I do see some hope. As WaPo’s Sally Jenkins writes, “It’s sorely tempting to assign Paterno chief blame in the Penn State case, to say that he should have seen Sandusky for what he allegedly was. Unfortunately, the truth is, youth coaches from California to Rhode Island have molested children at every level, sandlot to USA Swimming, and we hardly ever recognize the pervert. We usually shake his hand.”

Perhaps, with Penn State, we’ll start to see more students come forward in other schools, and we’ll finally begin to learn the real depths of the problem. Because unearthing molesters isn’t as easy as looking for the Mark of the Beast on their foreheads.
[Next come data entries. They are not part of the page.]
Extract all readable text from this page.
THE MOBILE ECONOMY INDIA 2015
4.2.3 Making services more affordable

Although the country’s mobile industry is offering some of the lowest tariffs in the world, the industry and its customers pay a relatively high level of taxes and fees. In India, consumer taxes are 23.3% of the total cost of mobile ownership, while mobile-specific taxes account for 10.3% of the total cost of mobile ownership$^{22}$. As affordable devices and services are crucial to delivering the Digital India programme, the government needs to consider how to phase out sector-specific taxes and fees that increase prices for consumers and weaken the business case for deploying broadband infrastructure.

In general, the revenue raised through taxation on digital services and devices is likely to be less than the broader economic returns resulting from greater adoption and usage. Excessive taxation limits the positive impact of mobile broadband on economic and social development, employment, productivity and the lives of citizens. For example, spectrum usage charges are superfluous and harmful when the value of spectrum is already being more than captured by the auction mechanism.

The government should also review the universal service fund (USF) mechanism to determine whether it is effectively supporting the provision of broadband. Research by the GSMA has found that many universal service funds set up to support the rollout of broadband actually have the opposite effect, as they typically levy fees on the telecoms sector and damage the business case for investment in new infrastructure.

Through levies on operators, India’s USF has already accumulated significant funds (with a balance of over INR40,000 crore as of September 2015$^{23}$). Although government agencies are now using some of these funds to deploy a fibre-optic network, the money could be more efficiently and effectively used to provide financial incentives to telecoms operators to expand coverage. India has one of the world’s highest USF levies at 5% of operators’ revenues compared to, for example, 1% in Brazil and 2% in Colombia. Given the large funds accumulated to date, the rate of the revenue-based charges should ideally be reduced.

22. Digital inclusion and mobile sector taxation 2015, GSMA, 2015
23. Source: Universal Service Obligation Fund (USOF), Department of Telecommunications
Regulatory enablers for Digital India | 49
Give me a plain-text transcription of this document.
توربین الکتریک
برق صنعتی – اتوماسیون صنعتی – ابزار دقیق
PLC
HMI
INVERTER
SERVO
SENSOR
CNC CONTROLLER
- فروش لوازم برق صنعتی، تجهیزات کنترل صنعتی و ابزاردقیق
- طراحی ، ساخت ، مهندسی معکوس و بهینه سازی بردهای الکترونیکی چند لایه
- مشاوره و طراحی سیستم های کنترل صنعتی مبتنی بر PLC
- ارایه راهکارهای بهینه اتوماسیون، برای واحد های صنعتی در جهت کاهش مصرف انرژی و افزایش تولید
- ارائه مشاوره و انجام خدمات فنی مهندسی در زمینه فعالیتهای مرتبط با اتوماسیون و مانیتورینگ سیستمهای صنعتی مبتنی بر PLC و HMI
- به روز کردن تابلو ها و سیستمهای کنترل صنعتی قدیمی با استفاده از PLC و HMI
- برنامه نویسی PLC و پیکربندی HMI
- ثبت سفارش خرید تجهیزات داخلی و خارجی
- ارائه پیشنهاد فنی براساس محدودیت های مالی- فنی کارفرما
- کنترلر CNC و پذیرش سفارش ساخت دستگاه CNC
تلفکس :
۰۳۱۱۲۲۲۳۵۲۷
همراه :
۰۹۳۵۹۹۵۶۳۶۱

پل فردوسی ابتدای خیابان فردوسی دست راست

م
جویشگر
Or for a Roman collar around their necks.

Update: November 14, 2011
There's a reason I like reading The Blogger Who Must Not Be Named, and he demonstrates it in his own post about the Penn State Massacre:

But though lots of combox warriors are quite adept at fantasizing about how bravely they would have behaved and how vile Mike McQueary is in comparison to their brave selves, how they would have taken a baseball bat to Sandusky had they caught him in flagrante, the reality is that, if the Milgram experiments are any indication, a huge percentage of people are pretty well programmed to avoid trouble with authority figures rather than open a can of whupass. Sorry, but that’s the stuff we fallen humans are made of, as our first Pope learned when he confidently declared, “Though everyone else deny you, I will never deny you.” Indeed, despite the flattering and heroic picture so many Laptop Ninjas have of themselves, righteously battling evil with flawless martial arts moves and utter rectitude like Buffy and Angel, the real picture of fallen humanity given to us by revelation is that of the apostles in Gethsemane on Holy Thursday: big talk, sleepiness while Jesus sweats blood, a brief show of bluster and bravado against the wrong person (resulting in a severed ear) and then bolting, ass-saving panic such that one of the disciples peeled out of his clothes and ran off naked rather than defend the innocent from evil authority figures. That story is painful to read because that story is a paradigm, not an isolated incident. It has been replayed again and again down the centuries and we chicken shits in comboxes boasting about our courage over Those People Over There know it damn well.  That’s why we talk so big.

It's easy to talk like Barney Badass when it's about a complete stranger. It's really, really tough just to drop a dime on someone you like/love/respect/work with. Nevertheless, like my buddy Frank says, calling the cops is the only real option.